Aku semakin terhipnotis akan kecantikan Laut.
Padahal sekalipun tak pernah aku berjumpa dengannya. Seumur hidupku aku
habiskan disini. Yah, di duniaku yang gersang ini. Siang dan malam aku habiskan
bermain bersamamu, Angin, dan segerombolan anak manusia ketika mereka
mengunjungiku. Itu saja.
Aku tersadar dari lamunanku saat sepasang anak
manusia itu pergi. Mungkin waktu berkunjung mereka sudah habis. Dan mereka
harus melanjutkan tamasya mereka ke tempat yang lain. Bayang-bayang cerita
mereka seperti tertinggal di tempat di mana mereka duduk. Menyisakan tanda
tanya. Tiba-tiba aku resah. Rasanya ingin mendengar cerita tentang Laut lebih
lama. Menahan sepasang kekasih itu untuk bercerita lebih banyak di sini.
***
Seperti ada yang aneh dalam diriku. Sejak saat
itu, cerita-cerita tentang Laut lebih menarik perhatianku daripada bermain
bersama Angin. Bahkan saat Angin mengajakku bermain bersama segorombolan anak
manusia, aku lebih memilih menjauh ke tempat lain. Apa aku jatuh cinta pada
Laut? Jatuh cinta pada kecantikannya yang abstrak. Jatuh cinta pada
keindahannya yang hanya aku lihat dengan telingaku saja. Mata dan logikaku
tidak berfungsi. Atau aku sudah mulai gila? Entahlah!
Saat langit mulai keemasan. Matahari berpamitan
denganku dan berjanji akan menemaniku bermain lagi esok hari. Seperti biasa,
yang ada hanya kesunyian. Tidak ada suara selain suaraku, Angin, dan desah
nafasmu. Tentu saja saat malam datang, tidak akan ada anak manusia yang mau
bermalam ditempat ini. Kecuali segelintir orang yang terpaksa berteduh disini
karena harus melakukan perjalanan jauh.
Aku bercerita semuanya padamu. Tentang sepasang
anak manusia, tentang kemesraan mereka dan tentang Laut. Aku juga memberitahumu
sebesar apa rasa kagumku padanya. Aku benar-benar ingin berjumpa dengannya.

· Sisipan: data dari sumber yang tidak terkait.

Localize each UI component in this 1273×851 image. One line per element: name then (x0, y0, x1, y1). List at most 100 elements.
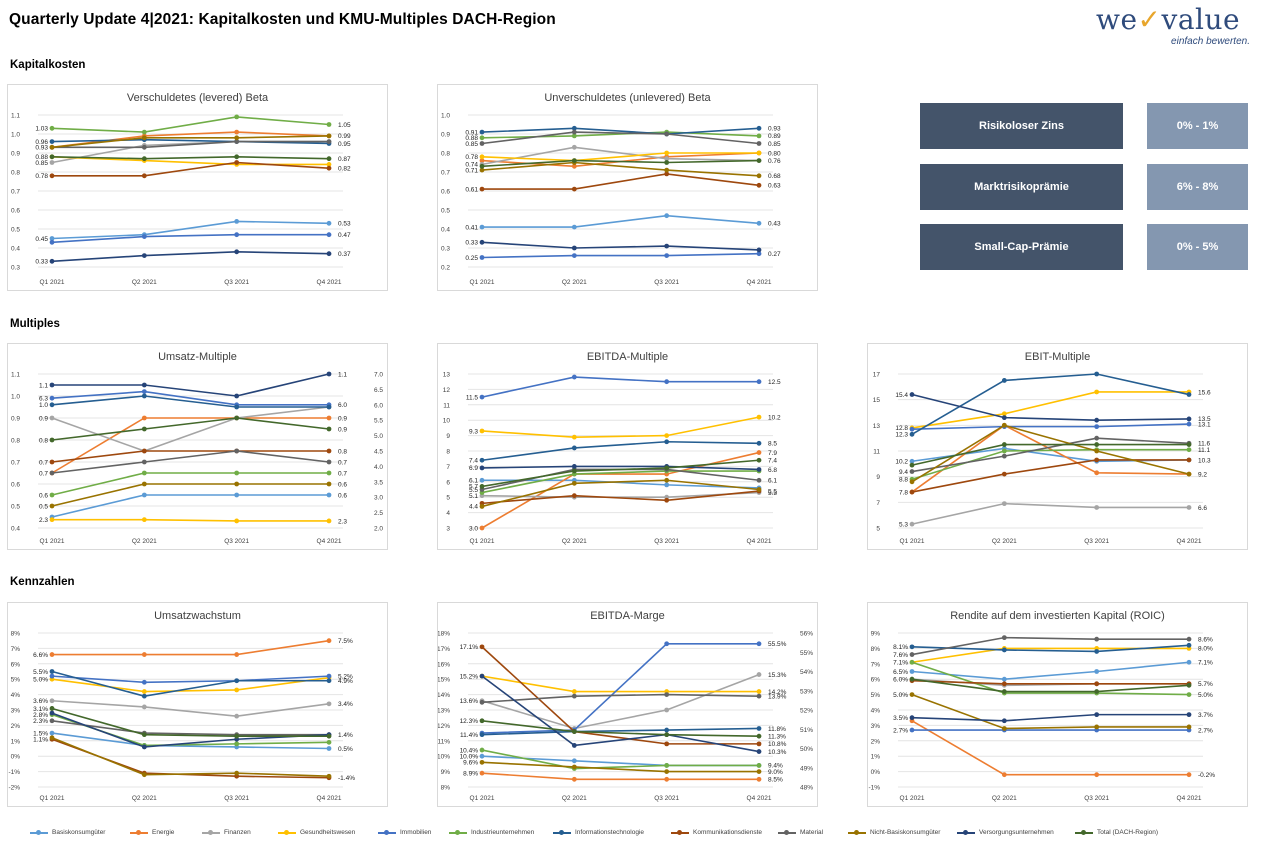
y2-tick-label: 6.5 (374, 387, 383, 394)
data-point-industrieunternehmen (234, 741, 240, 747)
series-line-basiskonsumg-ter (911, 661, 1190, 681)
data-point-total-dach-region (49, 154, 55, 160)
y2-tick-label: 4.5 (374, 449, 383, 456)
data-label-end: 3.7% (1198, 712, 1213, 719)
data-point-informationstechnologie (1186, 642, 1192, 648)
y-tick-label: 0.3 (441, 246, 450, 253)
y-tick-label: 1.1 (11, 372, 20, 379)
data-point-nicht-basiskonsumg-ter (49, 144, 55, 150)
data-point-material (909, 469, 915, 474)
series-line-basiskonsumg-ter (51, 494, 329, 518)
y-tick-label: 10% (438, 754, 450, 761)
y-tick-label: 15 (873, 397, 881, 404)
data-label-start: 7.1% (893, 660, 908, 667)
data-label-end: 8.0% (1198, 646, 1213, 653)
y-tick-label: 1.0 (11, 132, 20, 139)
data-label-start: 1.0 (39, 402, 48, 409)
data-point-nicht-basiskonsumg-ter (909, 479, 915, 485)
x-tick-label: Q2 2021 (132, 538, 157, 545)
data-point-material (1001, 453, 1007, 459)
series-line-total-dach-region (481, 459, 760, 488)
data-point-energie (326, 638, 332, 644)
y2-tick-label: 51% (800, 727, 813, 734)
y-tick-label: 1% (871, 754, 881, 761)
data-point-versorgungsunternehmen (1186, 416, 1192, 422)
data-point-nicht-basiskonsumg-ter (1001, 726, 1007, 731)
data-label-start: 9.6% (463, 760, 478, 767)
data-point-gesundheitswesen (756, 689, 762, 694)
data-label-start: 5.7 (469, 484, 478, 491)
y-tick-label: 0.5 (11, 504, 20, 511)
chart-umsatz-multiple: Umsatz-Multiple 0.4 0.5 0.6 0.7 0.8 0.9 1.0 1.1… (7, 343, 388, 550)
data-label-end: 13.9% (768, 693, 787, 700)
data-label-start: 2.3% (33, 718, 48, 725)
data-point-nicht-basiskonsumg-ter (909, 692, 915, 697)
data-point-nicht-basiskonsumg-ter (479, 504, 485, 509)
data-point-informationstechnologie (479, 129, 485, 135)
series-line-finanzen (51, 699, 330, 717)
y-tick-label: -1% (868, 785, 880, 792)
data-point-energie (756, 450, 762, 455)
data-point-gesundheitswesen (326, 518, 332, 524)
y-tick-label: 12 (443, 387, 451, 394)
data-point-immobilien (141, 234, 147, 240)
chart-plot-ebit: 5 7 9 11 13 15 17 Q1 2021 Q2 2021 Q3 2021 Q4 2021 1… (873, 372, 1211, 546)
data-point-material (234, 139, 240, 144)
data-point-versorgungsunternehmen (141, 744, 147, 750)
series-line-material (911, 437, 1190, 473)
series-line-versorgungsunternehmen (481, 465, 760, 471)
data-point-informationstechnologie (326, 678, 332, 684)
y2-tick-label: 5.5 (374, 418, 383, 425)
data-label-start: 7.8 (899, 489, 908, 496)
data-label-start: 0.45 (35, 236, 48, 243)
chart-title: EBIT-Multiple (1024, 351, 1091, 363)
data-point-nicht-basiskonsumg-ter (1001, 422, 1007, 428)
data-point-kommunikationsdienste (1094, 681, 1100, 687)
series-line-informationstechnologie (911, 644, 1190, 653)
data-point-informationstechnologie (49, 669, 55, 674)
series-line-material (51, 719, 329, 736)
data-label-end: 0.8 (338, 448, 347, 455)
y-tick-label: 15% (438, 677, 450, 684)
data-label-end: 5.0% (1198, 692, 1213, 699)
data-point-total-dach-region (571, 729, 577, 734)
y-tick-label: 18% (438, 631, 450, 638)
y2-tick-label: 3.0 (374, 495, 383, 502)
y-tick-label: 4% (871, 708, 881, 715)
data-point-total-dach-region (479, 718, 485, 724)
data-point-kommunikationsdienste (1186, 457, 1192, 463)
data-point-total-dach-region (571, 468, 577, 474)
data-point-basiskonsumg-ter (234, 492, 240, 498)
y-tick-label: 11% (438, 738, 450, 745)
data-label-start: 0.85 (35, 160, 48, 167)
section-heading-kennzahlen: Kennzahlen (10, 576, 75, 588)
data-point-informationstechnologie (664, 727, 670, 733)
data-label-end: 5.2% (338, 673, 353, 680)
y-tick-label: 5% (11, 677, 21, 684)
data-label-start: 15.4 (895, 392, 908, 399)
data-point-basiskonsumg-ter (756, 220, 762, 226)
data-point-industrieunternehmen (49, 125, 55, 131)
data-label-end: 11.1 (1198, 447, 1211, 454)
data-point-versorgungsunternehmen (571, 464, 577, 469)
data-point-gesundheitswesen (234, 518, 240, 524)
data-point-total-dach-region (326, 156, 332, 162)
data-point-nicht-basiskonsumg-ter (234, 770, 240, 776)
data-point-immobilien (756, 641, 762, 647)
data-point-nicht-basiskonsumg-ter (479, 167, 485, 173)
x-tick-label: Q1 2021 (40, 538, 65, 545)
data-point-material (479, 699, 485, 705)
data-label-end: 6.0 (338, 402, 347, 409)
series-line-finanzen (51, 406, 330, 452)
y2-tick-label: 49% (800, 765, 813, 772)
data-point-informationstechnologie (141, 693, 147, 699)
x-tick-label: Q4 2021 (1177, 795, 1202, 802)
data-point-gesundheitswesen (141, 689, 147, 694)
data-point-kommunikationsdienste (756, 741, 762, 747)
data-point-versorgungsunternehmen (234, 249, 240, 255)
data-point-gesundheitswesen (141, 517, 147, 523)
data-label-start: 2.7% (893, 727, 908, 734)
data-point-informationstechnologie (1001, 378, 1007, 383)
series-line-versorgungsunternehmen (911, 393, 1190, 422)
data-point-informationstechnologie (326, 404, 332, 410)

Menyaksikan keindahannya langsung di sana. Aku terus bercerita di depanmu
sambil menjelaskan angan-anganku menemui Laut.
Mengitari tubuhmu yang berdiri tegak. Membelai duri-duri tajam yang
tertancap di tubuhmu.
Aku masih ingat saat seorang anak kecil
bertanya pada ibunya tentang dirimu. “Ibu, kenapa pohon kaktus itu bisa
bertahan hidup sendiri di sini?”.
Katanya. Ah, andai saja dia bisa mendengarku. Tentu akan aku jawab “Kaktus
tidak pernah sendiri, dia bisa bertahan karena ada Aku, si Pasirmu dan Angin”.
Biasanya kita akan saling membela. Tapi tidak
untuk senja itu. Gerakanku terhenti saat aku sadar bahwa kamu tidak merespon
apapun. Bahkan tidak dengan senyum yang biasa aku lihat saat kamu sedang
mendengarkan semua kisahku. Berulang kali aku tanyakan kenapa kamu bisu. Kamu
hanya melirikku. Dan semua lamunanku tentang Laut buyar seketika saat aku
mendengar jawabanmu.
“Aku lebih dulu mengagumimu jauh sebelum kamu
mengagumi Laut. Tapi Aku sadar, semua ini hanya sebatas kekaguman. Seperti kamu
memandang kagum Laut dari jauh, seperti itu pula aku memandangmu kagum dari
sini. Jauh dan tanpa pernah bisa bersatu”
Katamu sore itu. Ah, ternyata ini alasan kamu
lama mendiamkanku. Ini sebab kamu bungkam tiap kali aku ajak bercerita.
Aku mengalihkan pandangaku menatap Lembayung
Senja di ufuk barat. Rona merah jingga pada tubuhnya memancarkan kesejukan.
Berbagi sinar penuh cinta tanpa belas kasih. Dia mencoba menghiburku dengan
melebarkan sinarnya ke penjuru langit. Aku tersenyum kecut.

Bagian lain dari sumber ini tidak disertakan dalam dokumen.